This is the mail archive of the gcc-patches@gcc.gnu.org mailing list for the GCC project.
Index Nav:	[Date Index] [Subject Index] [Author Index] [Thread Index]
Message Nav:	[Date Prev] [Date Next]	[Thread Prev] [Thread Next]
Other format:	[Raw text]
Re: [patch] lno branch merge - vectorizer patch #5

From: Dorit Naishlos <DORIT at il dot ibm dot com>
To: Olga Golovanevsky <OLGA at il dot ibm dot com>
Cc: gcc-patches at gcc dot gnu dot org, Mark Mitchell <mark at codesourcery dot com>, Ayal Zaks <ZAKS at il dot ibm dot com>
Date: Wed, 22 Sep 2004 12:17:16 +0200
Subject: Re: [patch] lno branch merge - vectorizer patch #5
The functionality of this patch is ok with respect to the vectorizer. I
have a few minor comments, mostly with respect to style/documentation:

General comments:

- There are places where the code overflows 80 columns
- There are functions without documentation
- I would appreciate if you could follow the style conventions within
tree-vectorizer.c (namely - the documentation before each function ("/*
Function .... */) and the spaces between functions).

Specific comments:
(see [] for typos and such within your text)

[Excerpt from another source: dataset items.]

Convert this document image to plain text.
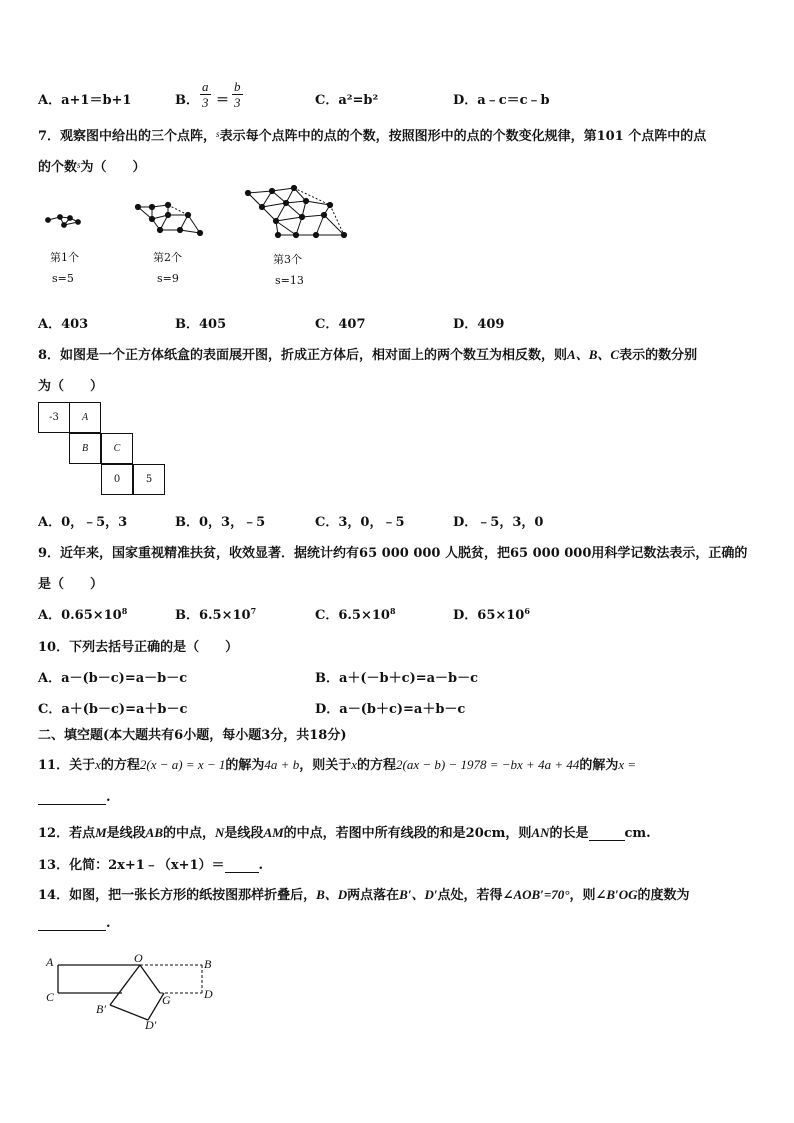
A．a+1＝b+1	B． $\frac{a}{3} = \frac{b}{3}$	C．a²=b²	D．a﹣c＝c﹣b
7．观察图中给出的三个点阵，$^s$表示每个点阵中的点的个数，按照图形中的点的个数变化规律，第101 个点阵中的点
的个数$^s$为（　　）
第1个
s=5
第2个
s=9
第3个
s=13
A．403	B．405	C．407	D．409
8．如图是一个正方体纸盒的表面展开图，折成正方体后，相对面上的两个数互为相反数，则A、B、C表示的数分别
为（　　）
-3	A
B	C
0	5
A．0，﹣5，3	B．0，3，﹣5	C．3，0，﹣5	D．﹣5，3，0
9．近年来，国家重视精准扶贫，收效显著．据统计约有65 000 000 人脱贫，把65 000 000用科学记数法表示，正确的
是（　　）
A．$0.65\times 10^8$	B．$6.5\times 10^7$	C．$6.5\times 10^8$	D．$65\times 10^6$
10．下列去括号正确的是（　　）
A．a－(b－c)=a－b－c	B．a＋(－b＋c)=a－b－c
C．a＋(b－c)=a＋b－c	D．a－(b＋c)=a＋b－c
二、填空题(本大题共有6小题，每小题3分，共18分)
11．关于x的方程2(x − a) = x − 1的解为4a + b，则关于x的方程2(ax − b) − 1978 = −bx + 4a + 44的解为x =
.
12．若点M是线段AB的中点，N是线段AM的中点，若图中所有线段的和是20cm，则AN的长是	cm.
13．化简：2x+1﹣（x+1）＝	.
14．如图，把一张长方形的纸按图那样折叠后，B、D两点落在B′、D′点处，若得∠AOB′=70°，则∠B′OG的度数为
.
A	O	B
C	G	D
B′
D′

> + /* This page contains code for general loop transfomations to
> +    be applied to some loops before vectorizing it
> +    to make them suitable for vectorization.  */

I think the new utilities are better described as: "Utilities to support
loop peeling for vectorization purposes". (I think the current comment is a
bit misleading. I don't see these new utilities as "general loop
transformations to make loops suitable for vectorization"; to me, this
description implies that these transformations take a loop that is
inherently not vectorizable - because of dependences or what not - and
convert it to a vectorizable loop. This is not the case here. The utilities
you added are used after it has already been established that the loop is
vectorizable, as mechanisms that help the actual vectorization
transformation or that optimize the loop - e.g, force alignment of
accesses.

> + /* This function copies phis from LOOP header to
> +    NEW_LOOP header. AFTER is as
> +    from update_phis_for_duplicate_loop function.  */

"from" --> "in".


> + /* Update PHI nodes for a guard of the LOOP.
> +
> +    LOOP is supposed to have [ a ] preheader bb at which [ a ] guard
condition is located.
> +    The true edge of this condition skips the LOOP and ends
> +    at [ the ] destination of the (unique) LOOP exit. [ The ] Loop exit
bb is suppose[ d ] to be
> +    [ an ] empty [ bb ] (created by this transformation) with one
successor.
> +
> +    This function creates phi nodes at LOOP exit bb. These phis need to
be
> +    created as a result of adding true edge coming from guard.
--> [ created as a result of the new edge coming in from the new guard code
that was added. ]

> +    After the phis creation, [ the ] function updates [ the ] values of
phi nodes from[<-- at?]
> +    the LOOP exit successor bb.  */

Please consider adding something like the following to the documentation:

Original loop:

bb0: loop preheader
     goto bb1

bb1: loop header
     if (exit_cond) goto bb3 else goto bb2

bb2: loop latch
     goto bb1

bb3:

After guard creation:

bb0: loop preheader
     if (guard_condition) goto bb4 else goto bb1

bb1: loop header
     if (exit_cond) goto bb4 else goto bb2

bb2: loop latch
     goto bb1

bb4: loop exit
     (new empty bb)
     goto bb3

bb3:

The function update_phi_nodes_for_guard updates the phi nodes in bb4 and in
bb3, to account for the new edge from bb0 to bb4 (is this a correct
description?).


> /* Make the LOOP iterate NITERS times. It does so[<--This is done ] by
adding a new IV
> +    that starts at zero[ , ] increas[ es ] by one and its limit is
niters[<--NITERS].  */


> /* Given LOOP this function generates a new copy of it and put[ s ] it on
either
> +    the entry if E is the entry edge or at its exit if E is the exit
edge.  */
--> [ and puts it on E, which is either the entry or exit of LOOP ]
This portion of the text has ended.